Under the circumstances of this case, the Court cannot in all fairness deem MACHIMPEX Liaoning as within the scope of this review. Parties “have an obligation to be precise in their requests thereby affording companies adequate notice to defend their interests.” Sigma I, 17 CIT at 1298, 841 F. Supp. at 1264 (1993).

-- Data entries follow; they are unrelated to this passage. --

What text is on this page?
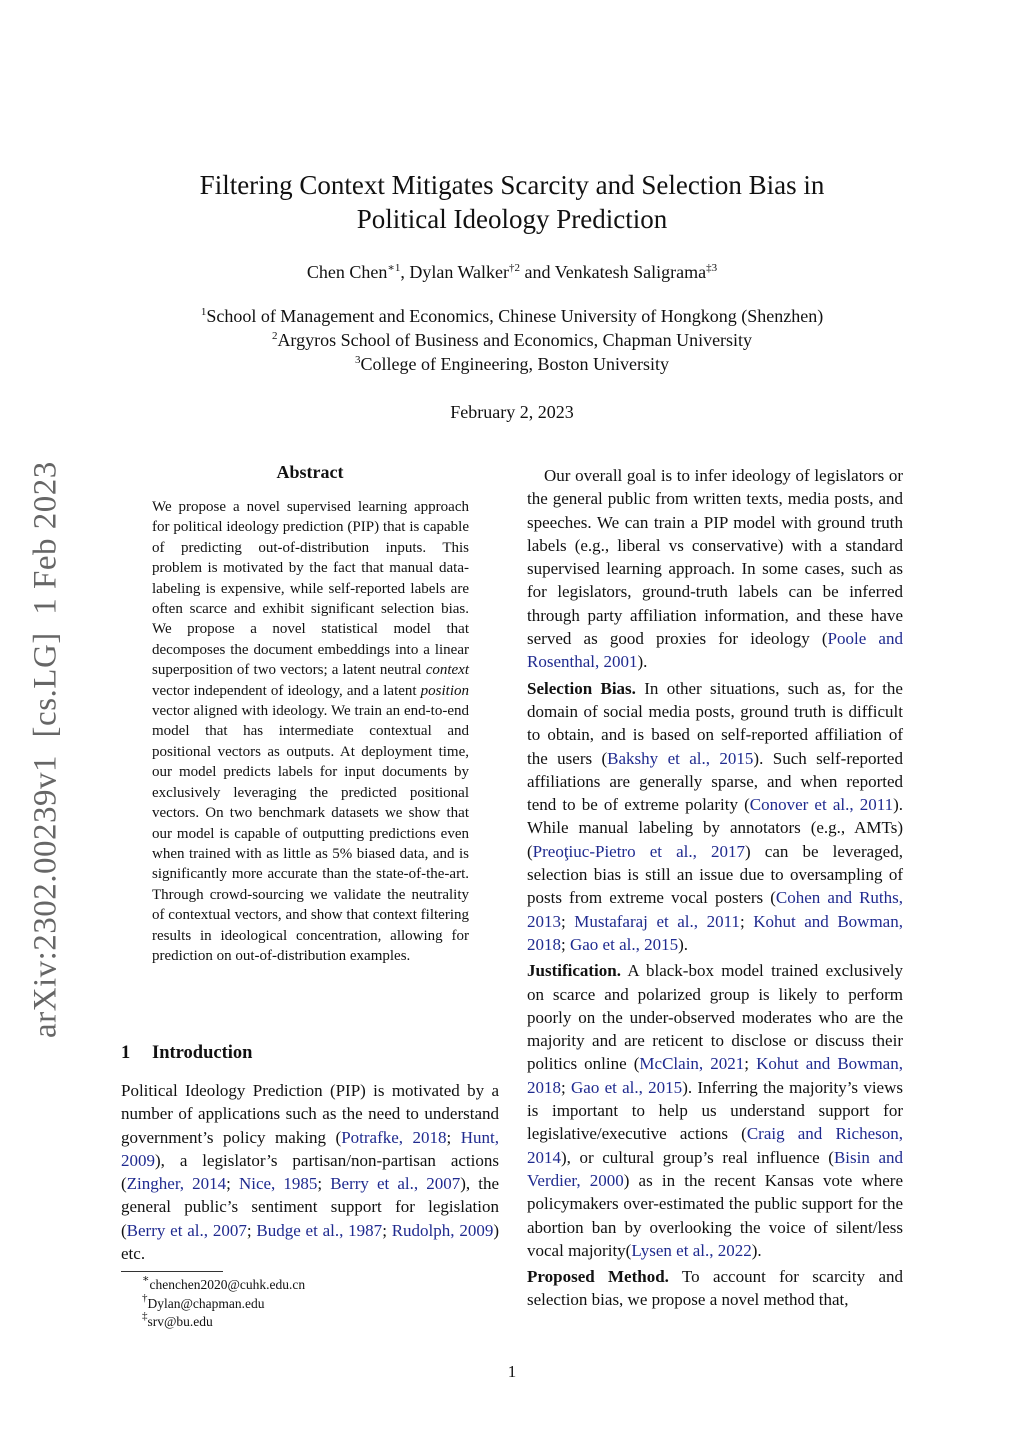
Filtering Context Mitigates Scarcity and Selection Bias in
Political Ideology Prediction
Chen Chen$^{∗1}$, Dylan Walker$^{\dagger 2}$ and Venkatesh Saligrama$^{\ddagger 3}$
$^1$School of Management and Economics, Chinese University of Hongkong (Shenzhen)
$^2$Argyros School of Business and Economics, Chapman University
$^3$College of Engineering, Boston University
February 2, 2023
arXiv:2302.00239v1  [cs.LG]  1 Feb 2023	Abstract
We propose a novel supervised learning approach for political ideology prediction (PIP) that is capable of predicting out-of-distribution inputs. This problem is motivated by the fact that manual data-labeling is expensive, while self-reported labels are often scarce and exhibit significant selection bias. We propose a novel statistical model that decomposes the document embeddings into a linear superposition of two vectors; a latent neutral context vector independent of ideology, and a latent position vector aligned with ideology. We train an end-to-end model that has intermediate contextual and positional vectors as outputs. At deployment time, our model predicts labels for input documents by exclusively leveraging the predicted positional vectors. On two benchmark datasets we show that our model is capable of outputting predictions even when trained with as little as 5% biased data, and is significantly more accurate than the state-of-the-art. Through crowd-sourcing we validate the neutrality of contextual vectors, and show that context filtering results in ideological concentration, allowing for prediction on out-of-distribution examples.
1 Introduction
Political Ideology Prediction (PIP) is motivated by a number of applications such as the need to understand government’s policy making (Potrafke, 2018; Hunt, 2009), a legislator’s partisan/non-partisan actions (Zingher, 2014; Nice, 1985; Berry et al., 2007), the general public’s sentiment support for legislation (Berry et al., 2007; Budge et al., 1987; Rudolph, 2009) etc.
∗chenchen2020@cuhk.edu.cn
†Dylan@chapman.edu
‡srv@bu.edu

Our overall goal is to infer ideology of legislators or the general public from written texts, media posts, and speeches. We can train a PIP model with ground truth labels (e.g., liberal vs conservative) with a standard supervised learning approach. In some cases, such as for legislators, ground-truth labels can be inferred through party affiliation information, and these have served as good proxies for ideology (Poole and Rosenthal, 2001).

Selection Bias. In other situations, such as, for the domain of social media posts, ground truth is difficult to obtain, and is based on self-reported affiliation of the users (Bakshy et al., 2015). Such self-reported affiliations are generally sparse, and when reported tend to be of extreme polarity (Conover et al., 2011). While manual labeling by annotators (e.g., AMTs) (Preoţiuc-Pietro et al., 2017) can be leveraged, selection bias is still an issue due to oversampling of posts from extreme vocal posters (Cohen and Ruths, 2013; Mustafaraj et al., 2011; Kohut and Bowman, 2018; Gao et al., 2015).

Justification. A black-box model trained exclusively on scarce and polarized group is likely to perform poorly on the under-observed moderates who are the majority and are reticent to disclose or discuss their politics online (McClain, 2021; Kohut and Bowman, 2018; Gao et al., 2015). Inferring the majority’s views is important to help us understand support for legislative/executive actions (Craig and Richeson, 2014), or cultural group’s real influence (Bisin and Verdier, 2000) as in the recent Kansas vote where policymakers over-estimated the public support for the abortion ban by overlooking the voice of silent/less vocal majority(Lysen et al., 2022).

Proposed Method. To account for scarcity and selection bias, we propose a novel method that,

1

In two related cases, the Court held that adequate notice was not given to MACHIMPEX Liaoning that it was subject to a prior review and, therefore, the Court ordered the assessment of duties at the deposit rate that it paid upon importation. See Sigma I, 17 CIT at 1298, 841 F. Supp. at 1264 (1993); Sigma II, 17 CIT at 1368, 841 F. Supp. at 1283. The Court adheres to its decisions in Sigma I and Sigma II and likewise orders that Overseas’ motion for judgment on the agency record regarding this issue is granted and its duties are to be assessed at the 11.66% deposit rate that it paid upon importation.
Conclusion
In accordance with the foregoing opinion, plaintiffs’ motion for judgment on the agency record is granted in part and this case is remanded to Commerce to (1) reevaluate whether the rate from the preceding review is still appropriate for use as BIA in this case once Commerce has recalculated the margins in the preceding case, and (2) assess duties against MACHIMPEX Liaoning at the 11.66% deposit rate that it paid upon importation.
Plaintiffs’ motion is denied in all other respects. Remand results are due within thirty (30) days of the date remand results in Sigma II are completed. Comments to remand results are due fifteen (15) days thereafter. Rebuttal comments are due within fifteen (15) days of the date comments are due.